Mgr Jean-Charles Dufour, Aumônier des Servantes de Jésus-Marie
HOMÉLIE : 28 février 2020 – Matthieu 9,14-15
Nous venons tout juste de célébrer le mercredi des cendres. En nous parlant du jeûne, de la prière et de l’aumône, Jésus nous avait invité à la discrétion. On voit bien que ce que compte le plus à ses yeux, ce n’est pas l’acte lui-même, mais la manière dont nous les accomplissons. On aurait beau jeûner, se priver de nourriture, si en même temps nos journées sont remplies de paroles de divisions et de préjugés, le jeûne vaut-il encore quelque chose aux yeux du Seigneur. Même chose quand nous accomplissons un acte de culte ou de prière. Si notre cœur est rempli de ressentiment envers quelqu’un, tous ces beaux gestes perdent de leur valeur à cause de ce qui habite notre cœur.
C’est un peu la même chose qu’on trouve dans l’évangile. On attaque les disciples de Jésus qui ne jeûnaient pas contrairement aux pharisiens et aux disciples de Jean-Baptiste. Au fond, c’est Jésus qu’on attaquait. Plus tard, Matthieu nous dira : « Le Fils de l’homme est venu ; il mange et il boit, et l’on dit : “Voilà un glouton et un ivrogne, un ami des publicains et des pécheurs.” Mais la sagesse de Dieu a été reconnue juste à travers ce qu’elle fait. » (Matthieu 11,19)
Mais Jésus fait valoir que les disciples ont raison de ne pas jeûner. Pourquoi? Parce que l’époux est avec eux. C’est le temps de la noce. C’est le temps d’accorder notre cœur à la nouveauté introduite par la présence de l’époux. Jésus est l’époux de son Église naissante. Celle qui est en train de se former ne peut jeûner en sa présence, elle le fera plus tard lorsqu’il aura quitté notre monde.
Pourtant, il y a un jeûne qu’on peut faire qui rend les gestes de Jésus présents et Jésus lui-même, des gestes qui transforment notre vie quotidienne en temps de noces.
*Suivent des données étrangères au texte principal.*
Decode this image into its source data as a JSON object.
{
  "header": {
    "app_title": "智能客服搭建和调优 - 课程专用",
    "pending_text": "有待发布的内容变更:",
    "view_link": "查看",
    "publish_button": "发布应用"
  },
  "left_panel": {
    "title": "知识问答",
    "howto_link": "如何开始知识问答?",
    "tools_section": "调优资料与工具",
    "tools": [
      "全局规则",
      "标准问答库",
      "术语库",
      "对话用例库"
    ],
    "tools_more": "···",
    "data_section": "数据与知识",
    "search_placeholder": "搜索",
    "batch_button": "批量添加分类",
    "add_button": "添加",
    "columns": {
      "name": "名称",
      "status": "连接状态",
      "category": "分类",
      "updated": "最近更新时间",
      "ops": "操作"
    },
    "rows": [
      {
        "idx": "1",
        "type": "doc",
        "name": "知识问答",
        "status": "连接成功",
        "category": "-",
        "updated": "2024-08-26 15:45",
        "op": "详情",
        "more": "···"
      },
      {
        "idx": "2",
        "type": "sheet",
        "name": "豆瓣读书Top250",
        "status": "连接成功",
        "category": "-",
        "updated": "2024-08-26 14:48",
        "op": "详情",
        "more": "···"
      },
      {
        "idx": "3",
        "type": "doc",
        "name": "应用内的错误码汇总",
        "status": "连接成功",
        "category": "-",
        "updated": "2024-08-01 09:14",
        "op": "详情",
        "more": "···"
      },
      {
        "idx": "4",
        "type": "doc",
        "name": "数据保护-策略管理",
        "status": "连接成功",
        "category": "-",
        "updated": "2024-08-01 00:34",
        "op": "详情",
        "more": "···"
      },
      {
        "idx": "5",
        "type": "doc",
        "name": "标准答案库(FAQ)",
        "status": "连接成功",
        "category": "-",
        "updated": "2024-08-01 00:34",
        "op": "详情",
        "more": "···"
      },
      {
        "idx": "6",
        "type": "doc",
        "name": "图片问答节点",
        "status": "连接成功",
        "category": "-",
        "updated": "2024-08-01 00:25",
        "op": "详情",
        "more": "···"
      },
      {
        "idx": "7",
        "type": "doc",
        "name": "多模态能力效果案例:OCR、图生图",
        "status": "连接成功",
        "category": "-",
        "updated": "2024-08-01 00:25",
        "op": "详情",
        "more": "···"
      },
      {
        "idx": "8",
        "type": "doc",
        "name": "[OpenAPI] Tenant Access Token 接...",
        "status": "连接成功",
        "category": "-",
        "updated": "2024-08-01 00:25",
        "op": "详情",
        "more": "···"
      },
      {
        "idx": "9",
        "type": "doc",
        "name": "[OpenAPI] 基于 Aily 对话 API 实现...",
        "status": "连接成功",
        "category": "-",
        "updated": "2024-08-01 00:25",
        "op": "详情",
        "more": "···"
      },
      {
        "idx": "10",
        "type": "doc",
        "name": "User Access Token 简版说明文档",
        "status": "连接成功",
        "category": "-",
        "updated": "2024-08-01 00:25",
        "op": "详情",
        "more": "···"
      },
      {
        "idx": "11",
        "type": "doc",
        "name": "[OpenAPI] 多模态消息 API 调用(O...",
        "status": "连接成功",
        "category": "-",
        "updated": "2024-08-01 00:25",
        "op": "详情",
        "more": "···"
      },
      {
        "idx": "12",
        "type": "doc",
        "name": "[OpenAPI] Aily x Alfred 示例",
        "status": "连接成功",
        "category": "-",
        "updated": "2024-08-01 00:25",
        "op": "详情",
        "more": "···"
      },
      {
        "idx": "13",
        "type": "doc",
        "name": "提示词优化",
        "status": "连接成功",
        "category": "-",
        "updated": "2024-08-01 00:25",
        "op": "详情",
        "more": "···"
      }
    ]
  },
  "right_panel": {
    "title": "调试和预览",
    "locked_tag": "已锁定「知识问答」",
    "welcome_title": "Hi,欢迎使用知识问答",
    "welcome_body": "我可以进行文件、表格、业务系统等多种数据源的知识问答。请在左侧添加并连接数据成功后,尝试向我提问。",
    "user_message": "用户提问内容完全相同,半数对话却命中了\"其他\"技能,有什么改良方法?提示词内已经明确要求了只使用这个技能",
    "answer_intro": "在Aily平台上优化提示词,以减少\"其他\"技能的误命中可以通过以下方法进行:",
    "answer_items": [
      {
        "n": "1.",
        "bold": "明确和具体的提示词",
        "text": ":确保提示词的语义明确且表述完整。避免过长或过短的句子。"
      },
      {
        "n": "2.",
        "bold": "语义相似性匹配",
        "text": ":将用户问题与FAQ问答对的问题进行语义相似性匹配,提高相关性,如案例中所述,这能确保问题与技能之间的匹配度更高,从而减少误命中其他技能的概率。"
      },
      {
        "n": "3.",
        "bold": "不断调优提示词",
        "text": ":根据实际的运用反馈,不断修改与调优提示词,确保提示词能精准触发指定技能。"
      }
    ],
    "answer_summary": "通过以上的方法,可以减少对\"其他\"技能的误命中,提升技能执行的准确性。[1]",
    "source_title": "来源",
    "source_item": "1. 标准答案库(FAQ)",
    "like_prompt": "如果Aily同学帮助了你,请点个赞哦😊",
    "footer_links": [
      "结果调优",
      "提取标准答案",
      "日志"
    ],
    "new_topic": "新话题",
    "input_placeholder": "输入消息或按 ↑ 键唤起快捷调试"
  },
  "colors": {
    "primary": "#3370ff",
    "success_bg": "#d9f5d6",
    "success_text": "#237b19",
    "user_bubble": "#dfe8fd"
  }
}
Le prophète Isaïe nous les décrivait dans la première lecture.
« N’est-ce pas ceci: » défaire les chaînes injustes, délier les liens du joug; renvoyer libres les opprimés, et briser tous les jougs? N’est-ce pas partager le pain avec l’affamé, héberger chez soi les pauvres sans abri, si nous voyons un homme nu, le vêtir, ne pas nous dérober devant celui qui est notre propre chair? » (Is 58, 6-7).
Et ça se poursuivra demain. Ce que le Seigneur nous demande, c’est un jeûne de miséricorde, c’est un appel à être témoins de la miséricorde, signes de la présence de Dieu et de son pardon, signes que le Royaume de Dieu est là. C’est le temps de sortir du « geste accusateur, de la parole malfaisante », pour pénétrer le cœur de l’Évangile, pour être à l’écoute de Celui qui vient nous visiter au cœur de notre humanité, pour que notre vie soit ce pain partagé et donné pour que l’autre vive. C’est ça le jeûne qui plait au Seigneur.